Summing up the cases, "the Court will not let an alleged antitrust violation become the source of a defense in a private contract action unless to not do so would give direct sanction to an illegal restraint." ABA, Antitrust Developments 1955-1968, at 308.

The question here is on which side of the line this case falls. Plaintiff, citing language in Bruce's Juices, Inc. v. American Can Co., 330 U.S. 743, 755, 67 S. Ct. 1015, 91 L. Ed. 1219 (1947), argues that because the contracts in question are "not intrinsically illegal," enforcing them would not be tantamount to a court sanctioning illegal activity. But the question is not determined by confining judicial scrutiny to the four corners of the agreement in question, for, as the Court in Bruce's Juices stated, the question is whether the agreement "has as its object and effect accomplishment of illegal ends which would be consummated by the judgment sought * * *." Id.

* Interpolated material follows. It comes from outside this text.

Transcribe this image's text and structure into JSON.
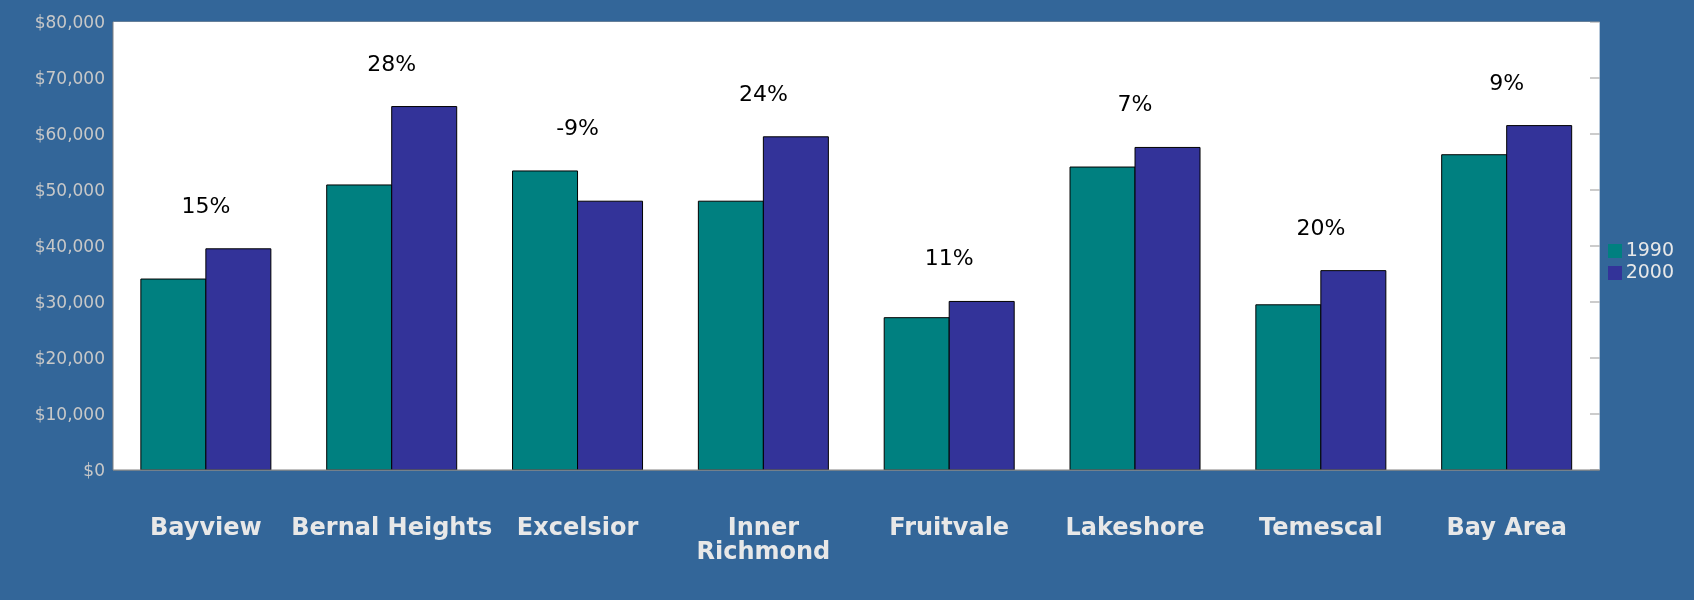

Here, the agreements in issue purport to give plaintiff an "exclusive" license. However, after two years, the license becomes in a sense nonexclusive, for plaintiff must take active steps to sublicense. But it can retain one half of the royalties paid by the sublicensees, and therefore may enjoy a substantial competitive advantage over its competitors. Cf. LaPeyre v. FTC, 366 F.2d 117 (5th Cir. 1966). Therefore, if the allegations of defendant are proven, it may well be that the license agreement is one means by which plaintiff seeks *1251 to gain a monopoly. There is authority for the proposition that an exclusive license is an "asset" for the purposes of section 7 of the Clayton Act. United States v. Columbia Pictures Corp., 189 F. Supp. 153 (S.D.N.Y.1960). Therefore, if defendant can prove that the commission obtained as consideration for obtaining sublicenses will so operate as to cause the requisite anticompetitive effect, to enforce that agreement would directly aid a violation of section 7.

It may be that defendant will be unable to support this theory by adequate proof. But it cannot be said at this stage that the allegations are deficient as a matter of law. If they are true, the "illegal ends * * * would be consummated by the judgment sought * * *," Bruce's Juices, Inc. v. American Can Co., supra, 330 U.S. at 755, 67 S. Ct. at 1020, and the court would be giving "direct sanction to an illegal restraint," ABA, supra at 308.

With respect to the antitrust defenses, the motions are denied.[2]


[1] See 285 F.Supp. (D.Conn.1968) for Ruling on Motion for Partial Summary Judgment.

[2] This ruling has been modified in part by the one which follows.